Categoria: Export e internazionalizzazione Data di pubblicazione: 24 luglio 2026
In sintesi
Regione Lombardia, con Unioncamere e Promos Italia, ha attivato il bando Export su Misura 2026: un percorso strutturato per accompagnare le PMI lombarde all’internazionalizzazione in cinque mercati prioritari. Le missioni, tra maggio e ottobre 2026, prevedono incontri B2B mirati con partner selezionati. La scadenza per le candidature è fissata al 30 settembre 2026.
I fatti
L’export lombardo ha raggiunto nel primo trimestre 2026 i 40,9 miliardi di euro, confermando la Lombardia come prima regione esportatrice d’Italia. Ma i segnali sono contrastanti: Brescia registra una crescita moderata, mentre Bergamo mostra una flessione nei settori storici, con segnali positivi solo da mezzi di trasporto e apparecchi elettrici.

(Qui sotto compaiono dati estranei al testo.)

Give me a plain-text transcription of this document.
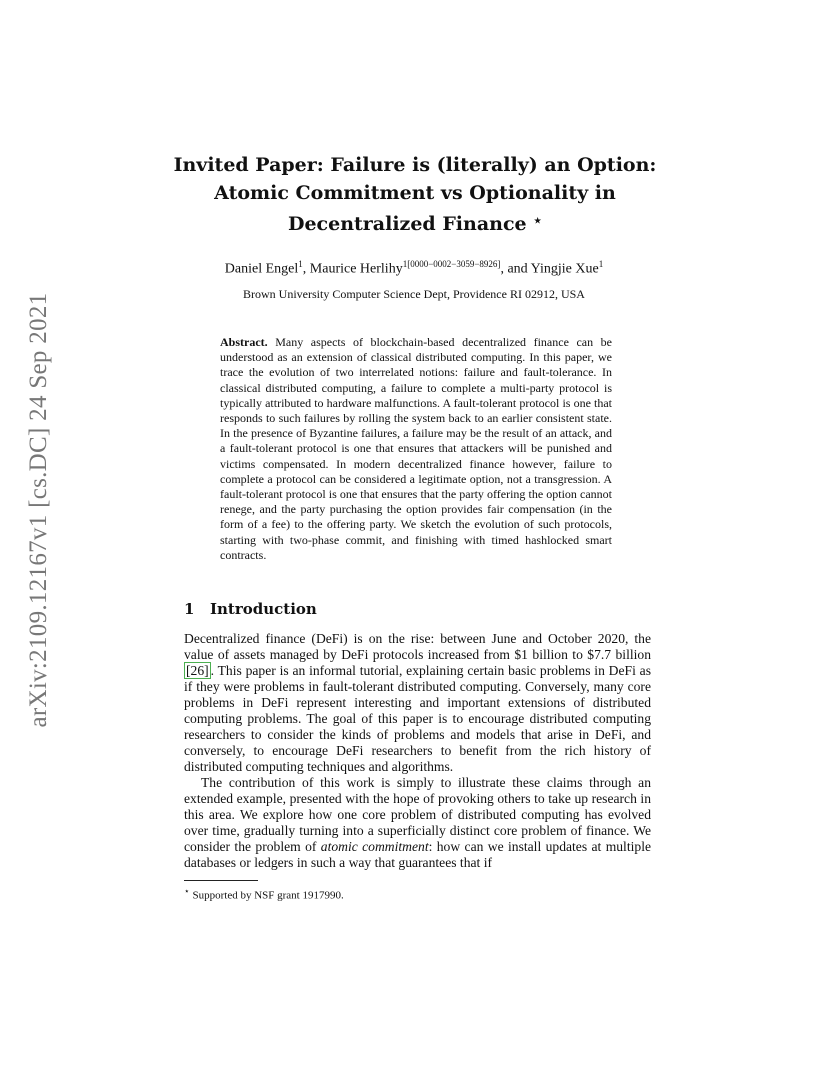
arXiv:2109.12167v1 [cs.DC] 24 Sep 2021
Invited Paper: Failure is (literally) an Option:
Atomic Commitment vs Optionality in
Decentralized Finance ⋆
Daniel Engel$^1$, Maurice Herlihy$^{1[0000-0002-3059-8926]}$, and Yingjie Xue$^1$
Brown University Computer Science Dept, Providence RI 02912, USA
Abstract. Many aspects of blockchain-based decentralized finance can be understood as an extension of classical distributed computing. In this paper, we trace the evolution of two interrelated notions: failure and fault-tolerance. In classical distributed computing, a failure to complete a multi-party protocol is typically attributed to hardware malfunctions. A fault-tolerant protocol is one that responds to such failures by rolling the system back to an earlier consistent state. In the presence of Byzantine failures, a failure may be the result of an attack, and a fault-tolerant protocol is one that ensures that attackers will be punished and victims compensated. In modern decentralized finance however, failure to complete a protocol can be considered a legitimate option, not a transgression. A fault-tolerant protocol is one that ensures that the party offering the option cannot renege, and the party purchasing the option provides fair compensation (in the form of a fee) to the offering party. We sketch the evolution of such protocols, starting with two-phase commit, and finishing with timed hashlocked smart contracts.
1 Introduction

Decentralized finance (DeFi) is on the rise: between June and October 2020, the value of assets managed by DeFi protocols increased from $1 billion to $7.7 billion [26] . This paper is an informal tutorial, explaining certain basic problems in DeFi as if they were problems in fault-tolerant distributed computing. Conversely, many core problems in DeFi represent interesting and important extensions of distributed computing problems. The goal of this paper is to encourage distributed computing researchers to consider the kinds of problems and models that arise in DeFi, and conversely, to encourage DeFi researchers to benefit from the rich history of distributed computing techniques and algorithms.

The contribution of this work is simply to illustrate these claims through an extended example, presented with the hope of provoking others to take up research in this area. We explore how one core problem of distributed computing has evolved over time, gradually turning into a superficially distinct core problem of finance. We consider the problem of atomic commitment: how can we install updates at multiple databases or ledgers in such a way that guarantees that if

⋆ Supported by NSF grant 1917990.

In questo contesto, Regione Lombardia ha attivato il programma Export su Misura 2026, pensato per le PMI che vogliono affacciarsi su mercati internazionali senza affrontare da sole i costi e la complessità della proiezione estera. Il bando accompagna le imprese dalla formazione iniziale alla missione commerciale vera e propria, con un percorso articolato in tre fasi: preparazione alla strategia export, partecipazione alla missione e follow-up post-missione.
I cinque mercati target sono Arabia Saudita, Brasile, India, Singapore e Stati Uniti — tutti caratterizzati da una domanda crescente di prodotti e soluzioni manifatturiere italiane. Ogni azienda partecipante riceve tra 4 e 6 incontri d’affari selezionati sulla base del proprio profilo commerciale, con supporto di interpreti e assistenza logistica in loco.
Parallelamente, un secondo bando regionale — con dotazione di 5 milioni di euro e contributo a fondo perduto fino al 90% delle spese ammissibili — sostiene i processi di internazionalizzazione con scadenza al 30 settembre 2026. I dettagli sono disponibili sul portale bandi di Regione Lombardia.
Fonte: Assolombarda, “Bando Export su Misura”, 2026; Unioncamere Lombardia, “Al via il bando Export su Misura per le PMI lombarde”, 2026; Lombardia Economy, “Export lombardo, segnali contrastanti”, 2026.
Cosa significa
Per una PMI manifatturiera lombarda con 50-300 dipendenti, questi bandi rappresentano un’opportunità concreta per avviare o consolidare la presenza sui mercati internazionali riducendo il rischio finanziario iniziale. Il contributo fino al 90% abbassa la soglia di accesso anche per chi non ha mai esportato in modo strutturato. La selezione dei mercati — India, Arabia Saudita, Brasile — è coerente con i trend di crescita della domanda di macchinari e componenti industriali italiani nei paesi emergenti ad alto investimento infrastrutturale.
Conclusioni
La scadenza del 30 settembre 2026 è vicina: le imprese interessate devono verificare subito i requisiti di accesso sul portale Assolombarda e Regione Lombardia, e valutare in quale dei cinque mercati target si concentra il maggiore potenziale per la propria offerta.